The onset of migration from the food resource follows the cessation of feeding and the consequent emptying of the crop, and fly larvae may spend several days crawling metres before they find a satisfactory place to pupariate (Gomes et al. 2006; Greenberg 1990). While larvae are still actively migrating, the larvae or puparia furthest from the food source should be amongst the oldest present, but paradoxically, smaller (and therefore apparently younger) larvae tend to be found furthest from the food (Gomes et al. 2006). This is because larvae lose mass through exertion (Gomes et al. 2006), dehydration, and the gradual depletion of their crops' contents (Denlinger and Zdarek 1994). Additionally, at least in Calliphora vicina, extended wandering adds disproportionately to duration of the puparial stage (Arnott and Turner 2008).

Larvae in laboratory settings do not generally have to go far to find suitable pupariation sites as they do in the field, and so that laboratory measurements of the duration of this stage are biased relative to natural situations (Arnott and Turner 2008). Migration in the field may be extended if larvae have difficulty finding refuges, and particularly if larvae of predatory species such as C. rufifacies or C. albiceps are also present (Gomes et al. 2006; Greenberg and Kunich 2002). Larvae that have settled down and contracted may resume wandering if they are disturbed, for instance by other larvae, so that laboratory results can be both biased and unrepresentatively precise.
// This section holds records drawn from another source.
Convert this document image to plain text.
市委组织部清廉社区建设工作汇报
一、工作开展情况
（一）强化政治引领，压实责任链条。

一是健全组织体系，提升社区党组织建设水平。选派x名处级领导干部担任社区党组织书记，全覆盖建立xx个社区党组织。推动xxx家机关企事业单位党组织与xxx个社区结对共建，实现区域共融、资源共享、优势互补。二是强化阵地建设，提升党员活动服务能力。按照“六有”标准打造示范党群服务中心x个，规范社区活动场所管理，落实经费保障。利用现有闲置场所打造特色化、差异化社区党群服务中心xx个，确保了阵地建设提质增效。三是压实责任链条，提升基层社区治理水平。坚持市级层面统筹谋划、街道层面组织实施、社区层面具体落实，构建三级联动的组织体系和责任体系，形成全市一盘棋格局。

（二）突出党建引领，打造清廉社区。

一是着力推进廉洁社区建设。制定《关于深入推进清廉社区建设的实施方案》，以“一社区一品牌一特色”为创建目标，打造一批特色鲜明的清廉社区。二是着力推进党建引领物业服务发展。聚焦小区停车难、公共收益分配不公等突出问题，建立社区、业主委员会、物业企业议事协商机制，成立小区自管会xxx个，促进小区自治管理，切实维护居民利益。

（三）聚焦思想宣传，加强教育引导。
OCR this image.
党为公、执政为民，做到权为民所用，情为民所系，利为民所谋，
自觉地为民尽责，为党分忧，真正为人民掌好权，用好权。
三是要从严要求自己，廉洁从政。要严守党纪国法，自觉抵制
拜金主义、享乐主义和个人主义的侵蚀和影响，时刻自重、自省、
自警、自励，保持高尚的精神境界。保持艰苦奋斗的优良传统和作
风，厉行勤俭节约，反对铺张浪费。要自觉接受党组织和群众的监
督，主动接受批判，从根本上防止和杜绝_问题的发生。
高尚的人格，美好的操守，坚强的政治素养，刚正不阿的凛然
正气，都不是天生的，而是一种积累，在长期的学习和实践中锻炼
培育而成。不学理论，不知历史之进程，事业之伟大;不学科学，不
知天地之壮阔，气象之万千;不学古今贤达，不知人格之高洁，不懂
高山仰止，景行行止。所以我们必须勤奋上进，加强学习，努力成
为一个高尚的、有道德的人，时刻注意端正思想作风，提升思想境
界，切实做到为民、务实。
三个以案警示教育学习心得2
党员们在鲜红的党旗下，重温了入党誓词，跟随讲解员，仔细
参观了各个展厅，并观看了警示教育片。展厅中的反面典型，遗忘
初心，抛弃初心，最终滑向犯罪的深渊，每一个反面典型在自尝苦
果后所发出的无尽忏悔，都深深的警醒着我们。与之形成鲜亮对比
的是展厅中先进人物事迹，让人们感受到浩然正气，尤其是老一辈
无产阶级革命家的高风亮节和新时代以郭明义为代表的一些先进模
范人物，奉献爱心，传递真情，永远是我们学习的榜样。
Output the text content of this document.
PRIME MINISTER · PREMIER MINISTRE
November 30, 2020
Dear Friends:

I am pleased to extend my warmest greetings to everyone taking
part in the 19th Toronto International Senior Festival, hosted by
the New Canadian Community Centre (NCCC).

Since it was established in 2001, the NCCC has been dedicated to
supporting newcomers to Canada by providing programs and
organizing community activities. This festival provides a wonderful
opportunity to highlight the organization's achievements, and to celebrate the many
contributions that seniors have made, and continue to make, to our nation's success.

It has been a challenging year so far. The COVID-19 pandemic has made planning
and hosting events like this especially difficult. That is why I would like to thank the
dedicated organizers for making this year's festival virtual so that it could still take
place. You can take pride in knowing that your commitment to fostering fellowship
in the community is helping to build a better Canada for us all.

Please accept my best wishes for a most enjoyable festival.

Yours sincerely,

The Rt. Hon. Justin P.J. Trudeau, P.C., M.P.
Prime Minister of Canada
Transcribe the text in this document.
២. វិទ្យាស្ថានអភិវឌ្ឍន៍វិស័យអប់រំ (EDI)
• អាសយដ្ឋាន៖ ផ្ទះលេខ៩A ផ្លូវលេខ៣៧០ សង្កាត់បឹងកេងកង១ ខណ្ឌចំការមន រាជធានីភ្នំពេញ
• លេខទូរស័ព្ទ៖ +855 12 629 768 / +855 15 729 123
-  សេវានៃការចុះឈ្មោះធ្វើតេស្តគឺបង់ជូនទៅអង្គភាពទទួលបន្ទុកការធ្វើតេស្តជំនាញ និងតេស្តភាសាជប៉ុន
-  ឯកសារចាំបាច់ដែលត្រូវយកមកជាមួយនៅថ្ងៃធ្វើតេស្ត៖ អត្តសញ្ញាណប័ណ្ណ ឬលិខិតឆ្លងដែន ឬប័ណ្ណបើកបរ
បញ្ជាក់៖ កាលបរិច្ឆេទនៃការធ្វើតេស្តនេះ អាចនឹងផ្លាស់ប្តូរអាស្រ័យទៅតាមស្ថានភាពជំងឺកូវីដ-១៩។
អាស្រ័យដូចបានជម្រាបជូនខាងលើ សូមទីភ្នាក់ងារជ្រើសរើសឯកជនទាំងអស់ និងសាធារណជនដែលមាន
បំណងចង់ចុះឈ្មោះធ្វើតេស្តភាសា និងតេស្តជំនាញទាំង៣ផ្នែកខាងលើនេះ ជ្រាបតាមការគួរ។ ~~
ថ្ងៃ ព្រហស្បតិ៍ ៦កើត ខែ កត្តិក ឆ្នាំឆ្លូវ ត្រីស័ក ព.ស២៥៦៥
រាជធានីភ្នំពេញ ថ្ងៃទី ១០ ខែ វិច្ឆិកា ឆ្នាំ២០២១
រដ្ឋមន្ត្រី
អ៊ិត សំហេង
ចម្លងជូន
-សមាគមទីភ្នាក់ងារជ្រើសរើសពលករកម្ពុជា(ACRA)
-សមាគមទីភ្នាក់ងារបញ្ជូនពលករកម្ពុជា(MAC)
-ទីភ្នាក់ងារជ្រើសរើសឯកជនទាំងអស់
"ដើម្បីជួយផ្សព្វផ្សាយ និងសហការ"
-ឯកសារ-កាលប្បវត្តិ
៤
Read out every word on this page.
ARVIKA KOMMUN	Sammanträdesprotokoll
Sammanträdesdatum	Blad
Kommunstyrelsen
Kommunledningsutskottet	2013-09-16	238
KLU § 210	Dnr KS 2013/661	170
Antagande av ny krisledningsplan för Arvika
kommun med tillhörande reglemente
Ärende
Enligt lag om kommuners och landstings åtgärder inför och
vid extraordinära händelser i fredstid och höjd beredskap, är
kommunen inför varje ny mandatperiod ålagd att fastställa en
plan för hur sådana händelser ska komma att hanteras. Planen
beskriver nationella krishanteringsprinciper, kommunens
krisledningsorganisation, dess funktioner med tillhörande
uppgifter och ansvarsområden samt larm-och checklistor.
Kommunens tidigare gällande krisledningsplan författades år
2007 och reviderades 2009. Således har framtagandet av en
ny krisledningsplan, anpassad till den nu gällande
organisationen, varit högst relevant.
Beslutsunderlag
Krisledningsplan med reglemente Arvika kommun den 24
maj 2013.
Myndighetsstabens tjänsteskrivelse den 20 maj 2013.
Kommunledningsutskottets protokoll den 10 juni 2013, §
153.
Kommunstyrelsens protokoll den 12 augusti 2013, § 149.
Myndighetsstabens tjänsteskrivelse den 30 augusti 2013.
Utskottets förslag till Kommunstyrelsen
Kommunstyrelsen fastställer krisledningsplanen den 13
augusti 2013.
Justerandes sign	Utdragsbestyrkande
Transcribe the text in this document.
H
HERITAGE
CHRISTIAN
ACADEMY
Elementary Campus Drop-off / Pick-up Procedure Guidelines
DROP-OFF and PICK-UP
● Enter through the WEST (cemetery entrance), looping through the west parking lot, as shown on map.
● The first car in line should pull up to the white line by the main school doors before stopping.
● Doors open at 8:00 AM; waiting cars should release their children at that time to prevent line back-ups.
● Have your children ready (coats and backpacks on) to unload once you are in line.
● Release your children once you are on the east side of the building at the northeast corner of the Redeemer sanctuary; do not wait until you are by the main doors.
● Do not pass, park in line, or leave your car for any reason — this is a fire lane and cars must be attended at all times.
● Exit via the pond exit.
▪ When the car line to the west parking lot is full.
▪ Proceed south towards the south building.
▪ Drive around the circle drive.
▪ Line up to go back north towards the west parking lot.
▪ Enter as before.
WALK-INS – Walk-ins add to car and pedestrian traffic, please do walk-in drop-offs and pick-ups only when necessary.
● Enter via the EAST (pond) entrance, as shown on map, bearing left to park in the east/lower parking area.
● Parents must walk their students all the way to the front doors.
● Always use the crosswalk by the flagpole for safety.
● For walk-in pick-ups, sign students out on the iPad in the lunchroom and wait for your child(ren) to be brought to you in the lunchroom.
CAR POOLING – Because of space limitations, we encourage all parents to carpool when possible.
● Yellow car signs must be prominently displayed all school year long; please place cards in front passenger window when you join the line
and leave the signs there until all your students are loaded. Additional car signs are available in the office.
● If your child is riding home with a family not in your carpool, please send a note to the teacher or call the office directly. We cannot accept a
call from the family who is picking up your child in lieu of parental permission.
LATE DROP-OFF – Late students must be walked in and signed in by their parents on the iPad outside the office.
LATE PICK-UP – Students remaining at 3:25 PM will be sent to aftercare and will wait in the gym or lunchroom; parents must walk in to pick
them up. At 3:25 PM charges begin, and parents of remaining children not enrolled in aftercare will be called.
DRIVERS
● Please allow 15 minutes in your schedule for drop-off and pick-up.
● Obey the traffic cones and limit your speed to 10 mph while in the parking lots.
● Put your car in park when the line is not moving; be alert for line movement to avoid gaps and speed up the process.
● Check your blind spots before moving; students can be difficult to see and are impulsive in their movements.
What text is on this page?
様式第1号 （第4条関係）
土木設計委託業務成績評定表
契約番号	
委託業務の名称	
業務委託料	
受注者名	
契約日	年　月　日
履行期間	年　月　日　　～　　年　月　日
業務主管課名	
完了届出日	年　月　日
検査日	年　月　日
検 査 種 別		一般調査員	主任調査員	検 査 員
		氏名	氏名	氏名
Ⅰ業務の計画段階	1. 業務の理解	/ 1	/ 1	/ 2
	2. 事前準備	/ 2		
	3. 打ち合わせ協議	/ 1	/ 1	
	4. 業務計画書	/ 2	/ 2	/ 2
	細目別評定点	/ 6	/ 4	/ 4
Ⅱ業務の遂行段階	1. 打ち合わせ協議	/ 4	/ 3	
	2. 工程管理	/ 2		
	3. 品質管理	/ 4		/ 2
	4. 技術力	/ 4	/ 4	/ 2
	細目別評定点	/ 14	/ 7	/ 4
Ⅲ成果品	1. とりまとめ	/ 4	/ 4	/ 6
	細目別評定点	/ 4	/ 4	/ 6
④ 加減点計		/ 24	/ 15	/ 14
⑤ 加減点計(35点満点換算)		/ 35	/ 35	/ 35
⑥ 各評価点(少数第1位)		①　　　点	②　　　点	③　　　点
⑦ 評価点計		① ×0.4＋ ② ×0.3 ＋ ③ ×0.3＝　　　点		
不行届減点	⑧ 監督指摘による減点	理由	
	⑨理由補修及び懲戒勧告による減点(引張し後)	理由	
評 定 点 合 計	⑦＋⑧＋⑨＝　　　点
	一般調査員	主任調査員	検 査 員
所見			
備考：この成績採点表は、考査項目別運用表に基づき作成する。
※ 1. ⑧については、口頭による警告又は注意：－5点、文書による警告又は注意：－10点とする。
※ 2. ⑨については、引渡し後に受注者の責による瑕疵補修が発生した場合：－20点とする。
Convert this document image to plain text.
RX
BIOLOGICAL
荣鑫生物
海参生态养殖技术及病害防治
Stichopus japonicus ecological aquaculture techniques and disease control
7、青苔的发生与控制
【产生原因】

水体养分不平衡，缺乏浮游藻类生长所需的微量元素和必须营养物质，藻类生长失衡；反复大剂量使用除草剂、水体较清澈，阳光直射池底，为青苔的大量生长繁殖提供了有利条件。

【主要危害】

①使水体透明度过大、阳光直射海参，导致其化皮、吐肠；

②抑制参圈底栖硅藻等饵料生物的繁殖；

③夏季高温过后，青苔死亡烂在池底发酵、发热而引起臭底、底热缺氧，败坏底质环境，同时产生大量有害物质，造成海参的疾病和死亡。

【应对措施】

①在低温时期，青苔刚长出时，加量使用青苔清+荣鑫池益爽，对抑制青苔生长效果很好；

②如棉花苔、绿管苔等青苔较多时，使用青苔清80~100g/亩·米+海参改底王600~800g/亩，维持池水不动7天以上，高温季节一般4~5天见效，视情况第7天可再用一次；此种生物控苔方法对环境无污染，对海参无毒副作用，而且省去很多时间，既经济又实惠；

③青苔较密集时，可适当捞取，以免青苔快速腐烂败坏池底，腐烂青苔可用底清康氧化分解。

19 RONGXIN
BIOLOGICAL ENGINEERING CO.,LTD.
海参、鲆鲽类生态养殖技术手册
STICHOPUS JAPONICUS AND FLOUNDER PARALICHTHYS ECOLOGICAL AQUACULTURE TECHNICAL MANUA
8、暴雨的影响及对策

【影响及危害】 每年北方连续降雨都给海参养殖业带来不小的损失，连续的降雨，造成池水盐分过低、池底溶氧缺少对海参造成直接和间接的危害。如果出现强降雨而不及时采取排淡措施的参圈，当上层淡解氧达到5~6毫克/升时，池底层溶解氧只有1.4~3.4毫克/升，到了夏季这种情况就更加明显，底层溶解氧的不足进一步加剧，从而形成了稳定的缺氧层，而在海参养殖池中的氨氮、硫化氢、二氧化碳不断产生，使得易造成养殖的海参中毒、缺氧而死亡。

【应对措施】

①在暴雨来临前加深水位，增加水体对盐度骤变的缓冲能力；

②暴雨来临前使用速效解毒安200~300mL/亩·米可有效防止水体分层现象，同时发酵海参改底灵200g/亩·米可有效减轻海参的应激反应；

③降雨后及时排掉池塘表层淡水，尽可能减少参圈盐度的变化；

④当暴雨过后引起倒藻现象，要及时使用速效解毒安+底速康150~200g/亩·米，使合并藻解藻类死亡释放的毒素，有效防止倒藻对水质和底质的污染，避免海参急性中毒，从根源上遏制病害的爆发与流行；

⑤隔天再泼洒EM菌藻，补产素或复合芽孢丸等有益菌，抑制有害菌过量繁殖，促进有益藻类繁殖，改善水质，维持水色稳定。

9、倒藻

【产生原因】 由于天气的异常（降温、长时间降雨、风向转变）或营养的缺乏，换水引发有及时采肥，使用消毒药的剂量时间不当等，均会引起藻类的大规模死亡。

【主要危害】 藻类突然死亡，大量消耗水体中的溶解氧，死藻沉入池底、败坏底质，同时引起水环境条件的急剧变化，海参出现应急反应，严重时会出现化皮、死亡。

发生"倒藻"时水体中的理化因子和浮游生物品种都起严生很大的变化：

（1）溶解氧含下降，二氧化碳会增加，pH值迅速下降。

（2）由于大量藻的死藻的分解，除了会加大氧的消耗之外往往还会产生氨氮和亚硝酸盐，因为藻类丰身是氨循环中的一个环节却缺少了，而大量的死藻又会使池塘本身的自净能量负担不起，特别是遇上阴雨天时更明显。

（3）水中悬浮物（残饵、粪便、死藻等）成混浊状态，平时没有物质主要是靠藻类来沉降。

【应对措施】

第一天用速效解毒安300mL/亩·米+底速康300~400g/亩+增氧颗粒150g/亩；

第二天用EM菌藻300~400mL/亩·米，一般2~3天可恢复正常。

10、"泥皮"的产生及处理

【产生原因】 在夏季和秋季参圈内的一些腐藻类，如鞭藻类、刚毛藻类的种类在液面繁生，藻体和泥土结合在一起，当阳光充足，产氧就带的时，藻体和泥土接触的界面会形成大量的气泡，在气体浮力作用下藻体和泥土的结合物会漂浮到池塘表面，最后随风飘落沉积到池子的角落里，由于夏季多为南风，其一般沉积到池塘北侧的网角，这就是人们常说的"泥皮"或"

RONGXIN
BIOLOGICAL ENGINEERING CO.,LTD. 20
Wandering lasts about 150-400 h °C in C. albiceps (Richards et al. 2008) and 600-900 h °C in C. chloropyga (Richards and Villet 2008; Richards et al. 2009b) under laboratory conditions, a level of imprecision that is a substantial proportion of the mean. Except in a few species like C. vicina, migration is seldom protracted by more than 3 or 4 days (Arnott and Turner 2008; Gomes et al. 2006; Greenberg 1990), after which larvae tend to die. In C. vicina, if the wandering phase exceeded a threshold of 5 h (at 21°C), the physiological duration of the puparial stage increased (i.e. was biased) by roughly 700-1,500 h °C (Arnott and Turner 2008).

Because larvae and puparia of different species and different sizes are found in spatial patterns around a food source, (Gomes et al. 2006) suggested a protocol for sampling them in the area around corpses. Although the shrinkage of the crop as it empties after feeding ends is not a smooth process (Greenberg and Kunich 2002; Reiter and Hajek 1984), the associated decline in body length and mass is (Fig. 7.3), and both are useful sources of estimates of PMI . The slope of the relationship min relating size to age is rather shallow (Fig. 7.3), so that the estimates always have poor estimate precision due to the natural variation amongst larvae, but parts of the curve for crop emptying are steeper and thus provide more precision (Greenberg and Kunich 2002). Nonetheless, these processes do not continue indefinitely, so other signs of additional bias due to extended wandering need to be sought in the natural history of specific cases and taken into account.